We are now in the age of big data. More than ever before, biological discoveries require powerful and flexible tools for managing large datasets, including both visual and statistical tools. Pathway-based visualization is particularly powerful since it enables one to analyze complex datasets within the context of actual biological processes and to elucidate how each change in a cell effects related processes. To facilitate such approaches, researchers at UCSD have developed Escher, a web application that can be used to rapidly build pathway maps. On Escher maps, diverse datasets related to genes, reactions, and metabolites can be quickly contextualized within metabolism and, increasingly, beyond metabolism.

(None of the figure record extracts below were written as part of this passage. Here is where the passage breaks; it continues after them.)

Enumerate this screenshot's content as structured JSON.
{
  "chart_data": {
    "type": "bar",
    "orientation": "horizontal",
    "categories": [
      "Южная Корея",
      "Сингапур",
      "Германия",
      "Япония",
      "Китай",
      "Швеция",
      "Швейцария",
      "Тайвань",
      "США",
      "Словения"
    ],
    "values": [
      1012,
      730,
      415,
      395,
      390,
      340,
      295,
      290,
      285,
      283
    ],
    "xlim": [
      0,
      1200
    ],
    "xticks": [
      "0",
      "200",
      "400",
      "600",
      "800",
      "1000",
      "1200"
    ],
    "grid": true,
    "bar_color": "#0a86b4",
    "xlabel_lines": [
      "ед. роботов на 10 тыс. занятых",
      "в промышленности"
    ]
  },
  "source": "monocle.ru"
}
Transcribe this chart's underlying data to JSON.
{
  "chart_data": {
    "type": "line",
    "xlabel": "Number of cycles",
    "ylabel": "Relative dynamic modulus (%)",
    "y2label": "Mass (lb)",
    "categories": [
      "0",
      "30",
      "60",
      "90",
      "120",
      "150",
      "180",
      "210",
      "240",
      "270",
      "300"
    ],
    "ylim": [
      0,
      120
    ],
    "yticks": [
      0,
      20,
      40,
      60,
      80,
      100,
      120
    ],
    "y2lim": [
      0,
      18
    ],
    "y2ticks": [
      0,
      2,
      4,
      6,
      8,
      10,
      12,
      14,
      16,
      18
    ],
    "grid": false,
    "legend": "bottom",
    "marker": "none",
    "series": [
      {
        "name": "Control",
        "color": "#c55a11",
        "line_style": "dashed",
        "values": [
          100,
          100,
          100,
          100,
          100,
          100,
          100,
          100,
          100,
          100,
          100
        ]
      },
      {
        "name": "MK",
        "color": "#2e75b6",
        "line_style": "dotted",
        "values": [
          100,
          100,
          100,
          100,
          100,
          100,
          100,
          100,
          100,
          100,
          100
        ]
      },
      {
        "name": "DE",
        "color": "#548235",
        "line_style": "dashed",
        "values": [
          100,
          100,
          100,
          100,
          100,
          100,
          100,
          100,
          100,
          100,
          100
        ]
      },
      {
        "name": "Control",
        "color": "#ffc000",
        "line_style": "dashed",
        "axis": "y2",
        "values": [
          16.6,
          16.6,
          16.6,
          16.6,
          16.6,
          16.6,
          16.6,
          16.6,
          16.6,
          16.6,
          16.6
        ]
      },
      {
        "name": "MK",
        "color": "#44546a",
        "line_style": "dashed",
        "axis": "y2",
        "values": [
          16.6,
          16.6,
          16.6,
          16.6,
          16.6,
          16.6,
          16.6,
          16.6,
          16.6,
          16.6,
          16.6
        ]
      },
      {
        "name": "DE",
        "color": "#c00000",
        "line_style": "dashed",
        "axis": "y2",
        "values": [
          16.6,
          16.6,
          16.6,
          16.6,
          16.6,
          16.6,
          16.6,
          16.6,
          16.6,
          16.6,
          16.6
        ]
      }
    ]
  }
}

Three key features make Escher a uniquely effective tool for pathway visualization:
- Users can rapidly design new pathway maps. Escher provides pathway suggestions based on user data and genome-scale models, so users can draw pathways in a semi-automated way.
- Users can visualize data related to genes or proteins on the associated reactions and pathways, using rules that define which enzymes catalyze each reaction. Thus, users can identify trends in common genomic data types (e.g. RNA-Seq, proteomics, ChIP)-in conjunction with metabolite- and reaction-oriented data types (e.g. metabolomics, fluxomics).
- Escher harnesses the strengths of web technologies (SVG, D3, developer tools) so that visualizations can be rapidly adapted, extended, shared, and embedded.